This degree of vagueness on something as essential as the system capacity was the trigger later for the UK to insist in Madeira that the GSM standard must include a provision for a half rate voice coder. In this way, if nothing else, the capacity of the GSM system could be doubled over the life of the system simply by introducing new handsets with a half rate coder that captured advances in voice coder technology.

Towards the end of the conference the session chairman decided spontaneously to give an off-the-cuff tutorial on some of the technical problems with the digital mobile technology. It was well intentioned. Unfortunately the list of problems was so long as to lead to a rather flat note for an otherwise successful conference. I’d been feeling somewhat on the defensive on the part of the UK after Prof Gosling’s speech. It was an opportune time to buff up our European credential. My intervention was along the lines that the technical issues were important but the greatest problem was to get 15 European countries to agree at GSM in Madeira. I expressed confidence that with the support of the experts in the room – Europe could pass this great test and GSM would become a flag ship of European co-operation (a line I’d borrowed from John Fairclough). Flowery speeches are not my normal fare but it brought a round of applause and certainly getting the atmosphere right can influence willingness to compromise.

November 1986 merged into December as vehicles trundled around the streets of Paris and millions of data bits flew through the air to be captured and fed into computers for analysis. The media was beginning to take an interest.

 

Figure 16 – New Scientist view of the Paris trials summed up the sceptical wing of the media

Various systems from the Franco-German R&D programme were tried out. When the SEL wide band TDMA system came to its turn the word came back that it had problems. Its critics nodded knowingly.

A week later the opposite news came through. It had performed according to the expectations SEL had for it. Credit where credit is due. It was an excellent achievement by their research engineers. They certainly confounded those critics that said that it could never be made to work.

Then came the turn of Ericsson to try out its narrow band TDMA system. It under performed significantly on expectations. Shock waves rippled out from Paris.
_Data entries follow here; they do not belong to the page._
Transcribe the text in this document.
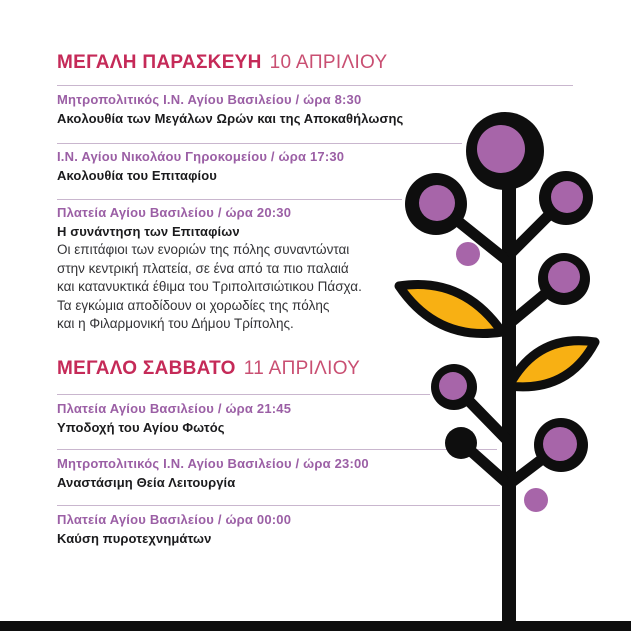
ΜΕΓΑΛΗ ΠΑΡΑΣΚΕΥΗ 10 ΑΠΡΙΛΙΟΥ
Μητροπολιτικός Ι.Ν. Αγίου Βασιλείου / ώρα 8:30
Ακολουθία των Μεγάλων Ωρών και της Αποκαθήλωσης
Ι.Ν. Αγίου Νικολάου Γηροκομείου / ώρα 17:30
Ακολουθία του Επιταφίου
Πλατεία Αγίου Βασιλείου / ώρα 20:30
Η συνάντηση των Επιταφίων
Οι επιτάφιοι των ενοριών της πόλης συναντώνται
στην κεντρική πλατεία, σε ένα από τα πιο παλαιά
και κατανυκτικά έθιμα του Τριπολιτσιώτικου Πάσχα.
Τα εγκώμια αποδίδουν οι χορωδίες της πόλης
και η Φιλαρμονική του Δήμου Τρίπολης.
ΜΕΓΑΛΟ ΣΑΒΒΑΤΟ 11 ΑΠΡΙΛΙΟΥ
Πλατεία Αγίου Βασιλείου / ώρα 21:45
Υποδοχή του Αγίου Φωτός
Μητροπολιτικός Ι.Ν. Αγίου Βασιλείου / ώρα 23:00
Αναστάσιμη Θεία Λειτουργία
Πλατεία Αγίου Βασιλείου / ώρα 00:00
Καύση πυροτεχνημάτων
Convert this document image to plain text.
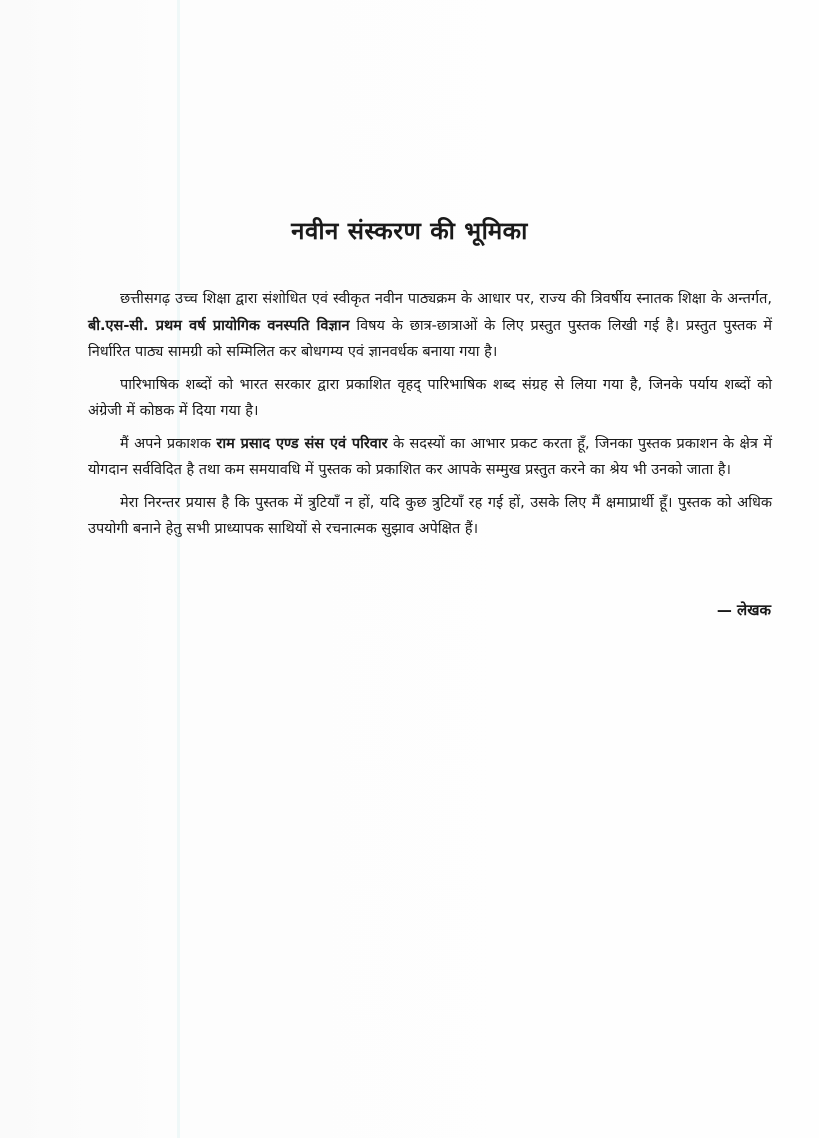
नवीन संस्करण की भूमिका

छत्तीसगढ़ उच्च शिक्षा द्वारा संशोधित एवं स्वीकृत नवीन पाठ्यक्रम के आधार पर, राज्य की त्रिवर्षीय स्नातक शिक्षा के अन्तर्गत, बी.एस-सी. प्रथम वर्ष प्रायोगिक वनस्पति विज्ञान विषय के छात्र-छात्राओं के लिए प्रस्तुत पुस्तक लिखी गई है। प्रस्तुत पुस्तक में निर्धारित पाठ्य सामग्री को सम्मिलित कर बोधगम्य एवं ज्ञानवर्धक बनाया गया है।

पारिभाषिक शब्दों को भारत सरकार द्वारा प्रकाशित वृहद् पारिभाषिक शब्द संग्रह से लिया गया है, जिनके पर्याय शब्दों को अंग्रेजी में कोष्ठक में दिया गया है।

मैं अपने प्रकाशक राम प्रसाद एण्ड संस एवं परिवार के सदस्यों का आभार प्रकट करता हूँ, जिनका पुस्तक प्रकाशन के क्षेत्र में योगदान सर्वविदित है तथा कम समयावधि में पुस्तक को प्रकाशित कर आपके सम्मुख प्रस्तुत करने का श्रेय भी उनको जाता है।

मेरा निरन्तर प्रयास है कि पुस्तक में त्रुटियाँ न हों, यदि कुछ त्रुटियाँ रह गई हों, उसके लिए मैं क्षमाप्रार्थी हूँ। पुस्तक को अधिक उपयोगी बनाने हेतु सभी प्राध्यापक साथियों से रचनात्मक सुझाव अपेक्षित हैं।

— लेखक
Other test beds were towed around Paris including a TDMA test bed from Nokia but none shifted the balance of results.

The tests to all intents and purposes were over. A proven performance versus a system, which should have done better, but on the day didn’t. The prospects for the narrow band TDMA started to look grim.

All that was left was for a little known University based outfit from Norway to trundle around Paris with their lash-up of a narrow band TDMA system. The large industries hardly gave it a second thought. Then even bigger shock waves of seismic proportions emanated out of Paris. The Norwegian lash-up of a narrow band TDMA system from Trondheim University had outperformed the SEL wide band system from a star studded industrial consortium.

Thanks to two inspired Norwegian researchers Torleiv Maseng and Odd Trandem – the game was still wide open.